You are mistaken :-)
My error. You had a pretty explicit definition for length--only it was
different than mine, because we disagreed about which version of
"simultaneity" needed scare quotes.
http://groups.google.com/group/sci.p...e=source&hl=en
To understand your interpretation, I guessed that you calculated the
"current" distance to faraway galaxies by first, switching to their
reference frame and then calculating the distance to earth in their
reference frame at the time when earth reaches its current proper time
in their reference frame. Another method to do the same thing is by
plotting out locations at times by using rapidity (v/sqrt(1-(v/c)^2)
instead of velocity; multiplying the rapidity of the galaxy by the time
on earth to find the distance.
I'm not actually sure this is how you calculated the distances, but it
seemed like whatever you were doing was getting this result.

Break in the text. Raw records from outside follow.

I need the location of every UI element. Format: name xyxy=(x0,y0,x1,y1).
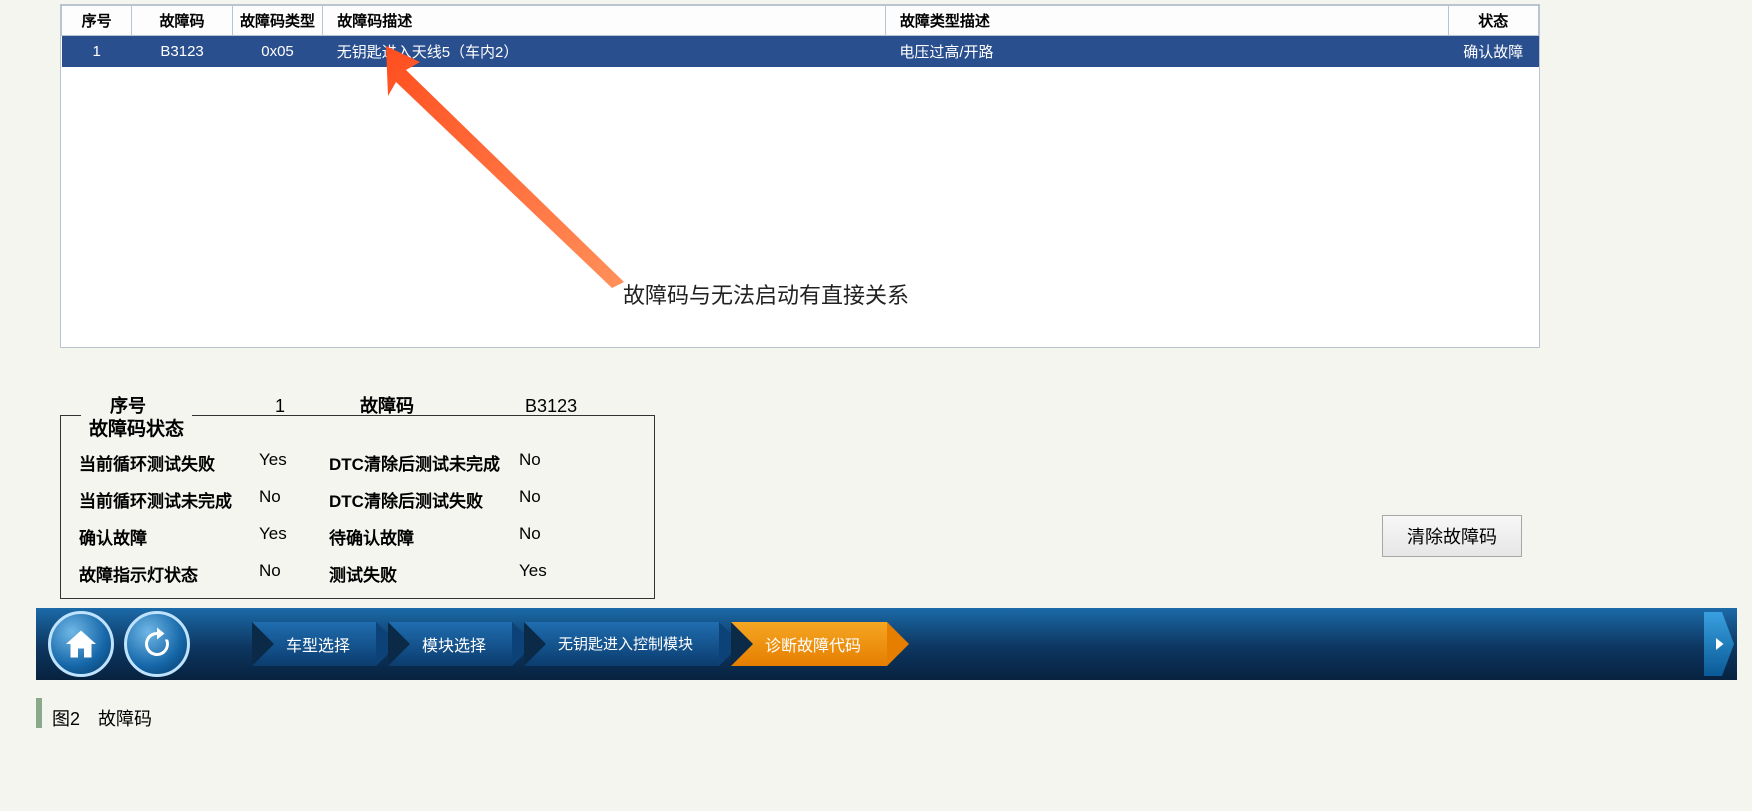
bottom-nav-bar: 车型选择 模块选择 无钥匙进入控制模块 诊断故障代码 xyxy=(36,608,1737,680)
dtc-row[interactable]: 1 B3123 0x05 无钥匙进入天线5（车内2） 电压过高/开路 确认故障 xyxy=(62,36,1539,68)
status-row: 当前循环测试未完成 No DTC清除后测试失败 No xyxy=(79,487,636,512)
breadcrumb-keyless-module[interactable]: 无钥匙进入控制模块 xyxy=(524,622,719,666)
status-row: 故障指示灯状态 No 测试失败 Yes xyxy=(79,561,636,586)
refresh-icon xyxy=(139,626,175,662)
status-label: 待确认故障 xyxy=(329,524,519,549)
status-label: 故障指示灯状态 xyxy=(79,561,259,586)
chevron-right-icon xyxy=(1710,629,1728,659)
clear-dtc-button[interactable]: 清除故障码 xyxy=(1382,515,1522,557)
breadcrumb-diagnose-dtc[interactable]: 诊断故障代码 xyxy=(731,622,887,666)
fault-status-group: 故障码状态 当前循环测试失败 Yes DTC清除后测试未完成 No 当前循环测试… xyxy=(60,415,655,599)
fault-status-title: 故障码状态 xyxy=(81,414,192,441)
cell-desc: 无钥匙进入天线5（车内2） xyxy=(323,36,886,68)
annotation-text: 故障码与无法启动有直接关系 xyxy=(623,278,909,310)
dtc-header-row: 序号 故障码 故障码类型 故障码描述 故障类型描述 状态 xyxy=(62,6,1539,36)
mid-code-value: B3123 xyxy=(525,396,577,417)
dtc-table: 序号 故障码 故障码类型 故障码描述 故障类型描述 状态 1 B3123 0x0… xyxy=(61,5,1539,67)
cell-seq: 1 xyxy=(62,36,132,68)
col-type-header: 故障码类型 xyxy=(232,6,322,36)
status-row: 当前循环测试失败 Yes DTC清除后测试未完成 No xyxy=(79,450,636,475)
status-label: 确认故障 xyxy=(79,524,259,549)
status-value: No xyxy=(259,561,329,586)
status-value: No xyxy=(519,450,579,475)
figure-caption: 图2 故障码 xyxy=(52,705,152,731)
col-desc-header: 故障码描述 xyxy=(323,6,886,36)
status-label: DTC清除后测试未完成 xyxy=(329,450,519,475)
breadcrumb-label: 模块选择 xyxy=(422,632,486,656)
status-label: 测试失败 xyxy=(329,561,519,586)
status-value: No xyxy=(519,487,579,512)
dtc-panel: 序号 故障码 故障码类型 故障码描述 故障类型描述 状态 1 B3123 0x0… xyxy=(60,4,1540,348)
col-seq-header: 序号 xyxy=(62,6,132,36)
col-code-header: 故障码 xyxy=(132,6,232,36)
annotation-arrow-icon xyxy=(376,40,636,295)
mid-seq-value: 1 xyxy=(275,396,355,417)
cell-type: 0x05 xyxy=(232,36,322,68)
status-value: No xyxy=(259,487,329,512)
home-button[interactable] xyxy=(48,611,114,677)
col-status-header: 状态 xyxy=(1448,6,1538,36)
breadcrumb-module-select[interactable]: 模块选择 xyxy=(388,622,512,666)
caption-bar-icon xyxy=(36,698,42,728)
cell-typedesc: 电压过高/开路 xyxy=(885,36,1448,68)
status-label: DTC清除后测试失败 xyxy=(329,487,519,512)
status-label: 当前循环测试失败 xyxy=(79,450,259,475)
status-value: Yes xyxy=(259,450,329,475)
cell-code: B3123 xyxy=(132,36,232,68)
breadcrumb-label: 车型选择 xyxy=(286,632,350,656)
home-icon xyxy=(63,626,99,662)
status-label: 当前循环测试未完成 xyxy=(79,487,259,512)
breadcrumb-vehicle-select[interactable]: 车型选择 xyxy=(252,622,376,666)
status-value: Yes xyxy=(259,524,329,549)
breadcrumb-label: 诊断故障代码 xyxy=(765,632,861,656)
refresh-button[interactable] xyxy=(124,611,190,677)
col-typedesc-header: 故障类型描述 xyxy=(885,6,1448,36)
cell-status: 确认故障 xyxy=(1448,36,1538,68)
status-value: No xyxy=(519,524,579,549)
status-value: Yes xyxy=(519,561,579,586)
breadcrumb-label: 无钥匙进入控制模块 xyxy=(558,636,693,653)
status-row: 确认故障 Yes 待确认故障 No xyxy=(79,524,636,549)
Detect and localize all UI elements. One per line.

This makes some sense, because if we were to send them a message, they
would regard it to have been sent from the earth in their reference
frame, not in our reference frame, and it does create a nice infinite
but expanding model. The only problem with it is that it's not what we
see from here.
And the idea is not to get laughs.
I am *having* an incredible laugh over a statement like:
| "Other than the rod being light-years in length, the parameters are
| values that occur in our daily experience."
I think that David has another kind of sense of humour.
Dirk Vdm
Eh, 20 to 30 trillion kilometers? With length contraction, we can
bring that down to only a few hundred billion. No biggie. I grant
that it is humorous, but not necessarily a blunder.